# Online Marketing Tips



## JV Marketing (Nov 20, 2009)

Despite the fact that SEO is a must-deploy strategy, this aspect of marketing is jammed with confusing messages: fly-by-night “secret” strategies, high-risk black-hat tactics, and short-term short-burn tricks, under which lie buried usable and proven techniques. 

Many DIY SEO strategies fail to yield anywhere near ideal streams of traffic and many more mistakenly use contrary techniques that can destroy whatever search engine ranking you have gotten.

If anyone from this forum has a question about how to promote a website on the internet so that you get more traffic and leads send them to me...I'll try to help.

My partner and I have over 15 years of internet marketing experience and would be glad to share it with you.

Now the Question I expect some of you will have is why would this guy do this...what's his angle.

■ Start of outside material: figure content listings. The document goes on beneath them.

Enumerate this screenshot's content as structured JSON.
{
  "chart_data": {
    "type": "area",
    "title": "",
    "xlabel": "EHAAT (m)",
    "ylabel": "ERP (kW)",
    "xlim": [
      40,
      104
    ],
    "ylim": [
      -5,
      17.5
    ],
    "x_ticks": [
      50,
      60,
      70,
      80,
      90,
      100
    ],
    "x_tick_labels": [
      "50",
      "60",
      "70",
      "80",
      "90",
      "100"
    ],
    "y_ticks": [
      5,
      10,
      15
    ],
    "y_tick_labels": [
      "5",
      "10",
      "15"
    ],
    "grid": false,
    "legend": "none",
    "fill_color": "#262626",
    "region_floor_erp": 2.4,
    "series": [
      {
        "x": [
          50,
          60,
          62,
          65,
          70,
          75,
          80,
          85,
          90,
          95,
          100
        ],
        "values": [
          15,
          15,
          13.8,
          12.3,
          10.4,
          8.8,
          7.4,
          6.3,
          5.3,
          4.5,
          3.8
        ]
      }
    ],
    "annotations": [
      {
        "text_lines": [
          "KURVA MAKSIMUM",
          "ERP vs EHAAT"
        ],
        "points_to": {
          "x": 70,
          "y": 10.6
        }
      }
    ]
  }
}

Simple...some in here will want help with the online marketing of their website and do not have the time (or the want to)to do the work themselves. This is just my way of earning that business and my way of saying thank you for allowing me to be part of this forum.

Happy Thanksgiving

Jim


----------



## PressurePros (May 6, 2007)

Jim, what is the URL of your website? I think this is a great thing you are offering but the cynical side of me has to research you a bit. :thumbup:


----------



## nEighter (Nov 14, 2008)

teh joy of interspace...


----------



## JV Marketing (Nov 20, 2009)

cynical is good...I'll give you 2...the first is our new corporate site....we do not promote it and I very seldom mention it. The second is one we set up to promote to Subaru Dealers.

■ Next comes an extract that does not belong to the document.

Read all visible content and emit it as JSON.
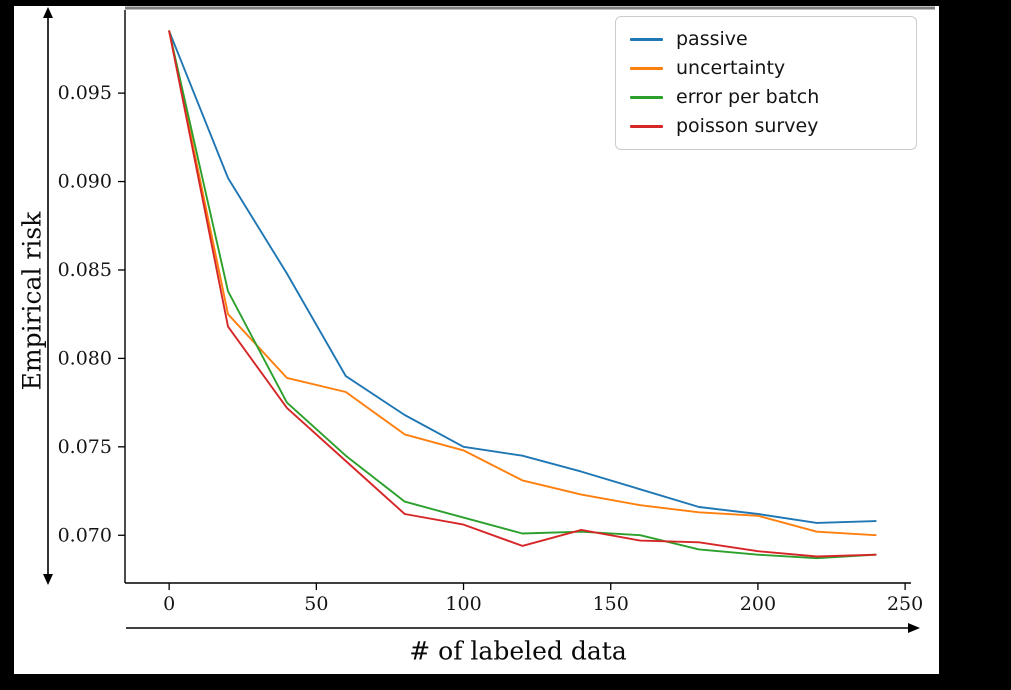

http://www.subarumarketing

We have many more but I think this should be enough for a start 

Jim

PS...last name is Banks....unfortunately Jim Banks is a fairly common name...lol not of all of them have a good reputation....


----------



## aaron61 (Apr 29, 2007)

JV Marketing said:


> cynical is good...I'll give you 2...the first is our new corporate site....we do not promote it and I very seldom mention it. The second is one we set up to promote to Subaru Dealers.
> 
> 
> http://www.subarumarketing
> ...


These are broken links for me?????

But I allready started the google searching awhile ago.


----------



## y.painting (Jul 19, 2009)

JV Marketing said:


> Simple...some in here will want help with the online marketing of their website and do not have the time (or the want to)to do the work themselves. * This is just my way of earning that business* and my way of saying thank you for allowing me to be part of this forum.
> 
> Happy Thanksgiving
> 
> Jim


From the Posting Rules:

"As stated in our Advertising Rules, you may not post advertisements on our site *unless your a local painting contractor* displaying your business info. Members who try to sell products and/or services to painting contractors will have their accounts revoked."

*What type of advertising is NOT allowed?*
Users who post messages that promote any products or services that they sell or provide will be deleted."

Mods?


----------



## PressurePros (May 6, 2007)

y.painting said:


> From the Posting Rules:
> 
> "As stated in our Advertising Rules, you may not post advertisements on our site *unless your a local painting contractor* displaying your business info. Members who try to sell products and/or services to painting contractors will have their accounts revoked."
> 
> ...


That was my fault. I asked him for the links.


----------



## JV Marketing (Nov 20, 2009)

thought I might get in trouble for that....I apologize for the trouble. I'm not really trying to advertise was just attempting to fill a request.

Hope you have a Happy Thanksgiving

Jim


----------



## JV Marketing (Nov 20, 2009)

> But I allready started the google searching awhile ago.


I'd be curious to see what you find out about me....

Jim


----------



## PressurePros (May 6, 2007)

Sorry to throw you under the bus, Jim. SEO is one area I am very interested in as are many of us. I understand this is what you do so asking for free advice would have its limitations. I look forward to your contributions.


----------



## Outback Painting (Nov 21, 2009)

I would be really interested in getting some SEO tips. I have a marketing guru starting to work on my business and she claims she has techniques that work better and quicker than SEO. Not sure what they are since I haven't paid her yet.


----------



## RCP (Apr 18, 2007)

Would love to hear those ideas if you can share them.
JV was banned after some members reported his posts as he was not a painter. He is posting at http://www.contractortalk.com/, as are other marketing gurus. Also look for carlsore and cbscreative, they have a lot of good info.


----------